Abby Marcantonio, College and Career Coordinator – Platt High School
Looking forward to Grade 10 and thinking about the importance of credits, what can my child do as they begin deciding which classes to take next year?
It is important to keep a close eye on graduation requirements, as well as your school’s course book to know the subjects that are available for students to take. I would encourage students to speak with their families and then schedule a meeting with their school counselor to ask any questions that they may have and be aware of deadlines. It’s important to think about the rigor of the classes they take and what each school has to offer (i.e. honors and IB courses) so you can advocate for yourself to be in higher level classes when possible.
Ari Meadows, College and Career Coordinator – Brien McMahon HS
If a student is having difficulty with grades and credits in 9th grade, what can families do to ensure we have all opportunities available after graduation?
What you can do now is find people that you trust and build relationships with them, and let them help you. It is really important to ask for help. This includes your parents, a classmate, teachers, counselors and administrators. Whoever it is, don’t be afraid to advocate for yourself as a freshman and figure out the people who are going to be there to help you throughout high school.

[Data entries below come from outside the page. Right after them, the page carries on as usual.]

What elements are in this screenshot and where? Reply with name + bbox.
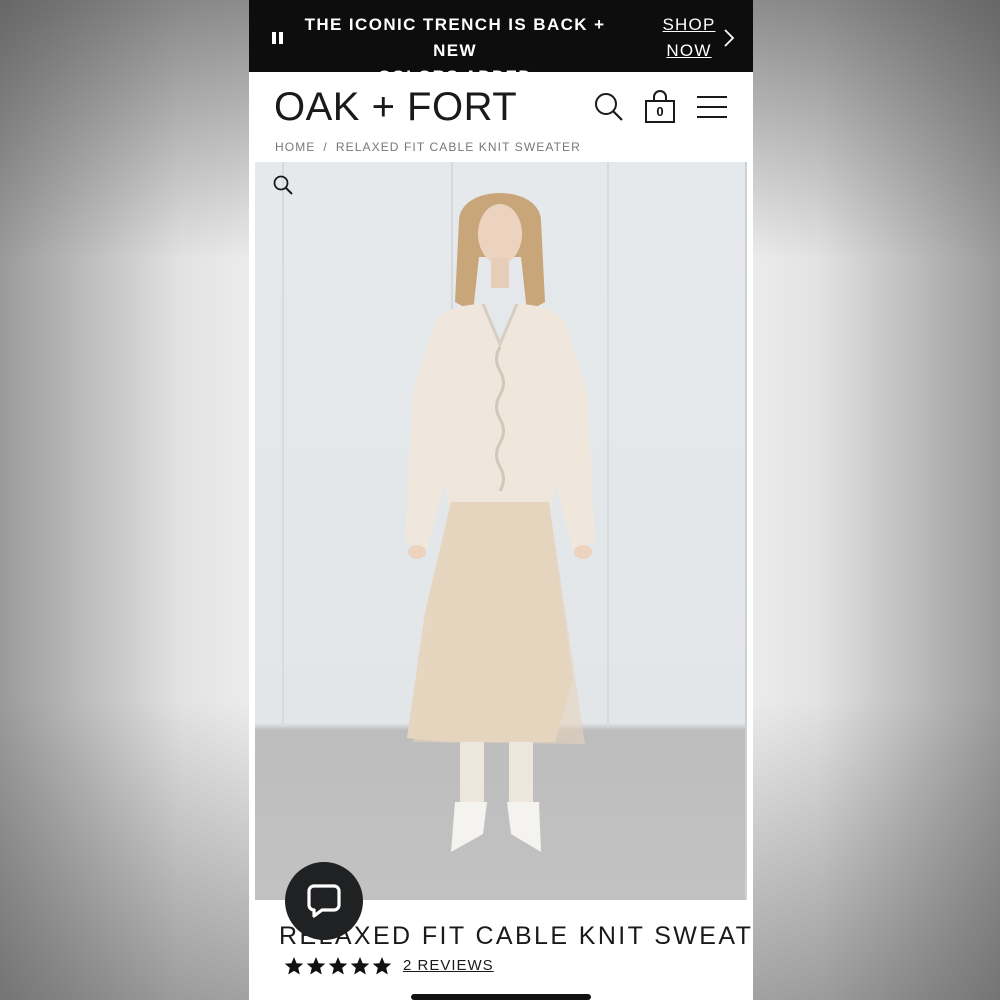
mobile-page: THE ICONIC TRENCH IS BACK + NEW COLORS A… bbox=[249, 0, 753, 1000]
promo-banner: THE ICONIC TRENCH IS BACK + NEW COLORS A… bbox=[249, 0, 753, 86]
shop-now-line-2: NOW bbox=[666, 41, 712, 60]
product-image[interactable] bbox=[255, 162, 747, 900]
breadcrumb-separator: / bbox=[323, 140, 328, 154]
product-rating: 2 REVIEWS bbox=[284, 955, 494, 977]
chevron-right-icon[interactable] bbox=[723, 28, 735, 48]
site-header: OAK + FORT 0 bbox=[249, 72, 753, 140]
star-icon bbox=[372, 957, 392, 975]
cart-button[interactable]: 0 bbox=[643, 90, 677, 124]
star-rating bbox=[284, 956, 392, 976]
home-indicator bbox=[411, 994, 591, 1000]
search-icon[interactable] bbox=[593, 91, 625, 123]
product-photo bbox=[282, 162, 609, 852]
star-icon bbox=[350, 957, 370, 975]
image-scrollbar bbox=[745, 162, 747, 900]
breadcrumb-home[interactable]: HOME bbox=[275, 140, 315, 154]
cart-count: 0 bbox=[656, 104, 664, 119]
shop-now-line-1: SHOP bbox=[662, 15, 716, 34]
brand-logo[interactable]: OAK + FORT bbox=[274, 85, 517, 129]
chat-bubble-icon bbox=[307, 884, 341, 918]
breadcrumb-current: RELAXED FIT CABLE KNIT SWEATER bbox=[335, 140, 581, 154]
star-icon bbox=[328, 957, 348, 975]
promo-line-1: THE ICONIC TRENCH IS BACK + NEW bbox=[304, 15, 606, 60]
pause-icon[interactable] bbox=[272, 32, 284, 44]
star-icon bbox=[306, 957, 326, 975]
chat-button[interactable] bbox=[285, 862, 363, 940]
zoom-icon[interactable] bbox=[272, 174, 294, 196]
breadcrumb: HOME / RELAXED FIT CABLE KNIT SWEATER bbox=[275, 140, 735, 156]
hamburger-menu-icon[interactable] bbox=[695, 94, 729, 120]
reviews-link[interactable]: 2 REVIEWS bbox=[403, 956, 494, 976]
shop-now-link[interactable]: SHOP NOW bbox=[657, 12, 721, 64]
star-icon bbox=[284, 957, 304, 975]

Lorenzo Chavez, School Counselor – Hartford Public High School
Many families have been impacted by the economic crisis. What options do families have if we are not able to save for college now?
There are many financial options for families. First are fee waivers – the College Board and universities offer waivers for SAT tests and college applications that are available if families apply for free or reduced lunch at their school. The state of Connecticut also offers support for college students, for example if a student decided to go to a Connecticut college, they can take advantage of the PACT program that will pay for their 2-year school. If a family is undocumented, new resources exist within the state that offer financial aid from Connecticut state schools for students. Last is scholarship applications – if you are looking for additional financial aid and have good grades, my suggestion is dedicating one hour a week to apply to three scholarship applications to reach your financial aid goals.
Paola Ochoa, Department Head School Counseling – Westhill High School
During the pandemic it has been really difficult to participate in extracurricular activities. How will this impact my college application?
Do not worry so much now at this moment about being able to participate in extracurriculars because the whole nation is in the same situation during the pandemic. However, now is a good time to prepare for the upcoming summer and years to come when schools are open and back to normal. Students can take advantage of this time to look for organizations or activities to dedicate themselves to over the next three years and grow into leadership roles within that same activity.
Yesenia Diaz, School Counselor – Francis T. Maloney High School
A Community of Support and Collaboration
We are thrilled to continue collaborating with families as partners in achieving student success. We are especially thankful for our administrators, educators and RISE team members who served as panelists and wonderful resources for our families across the network.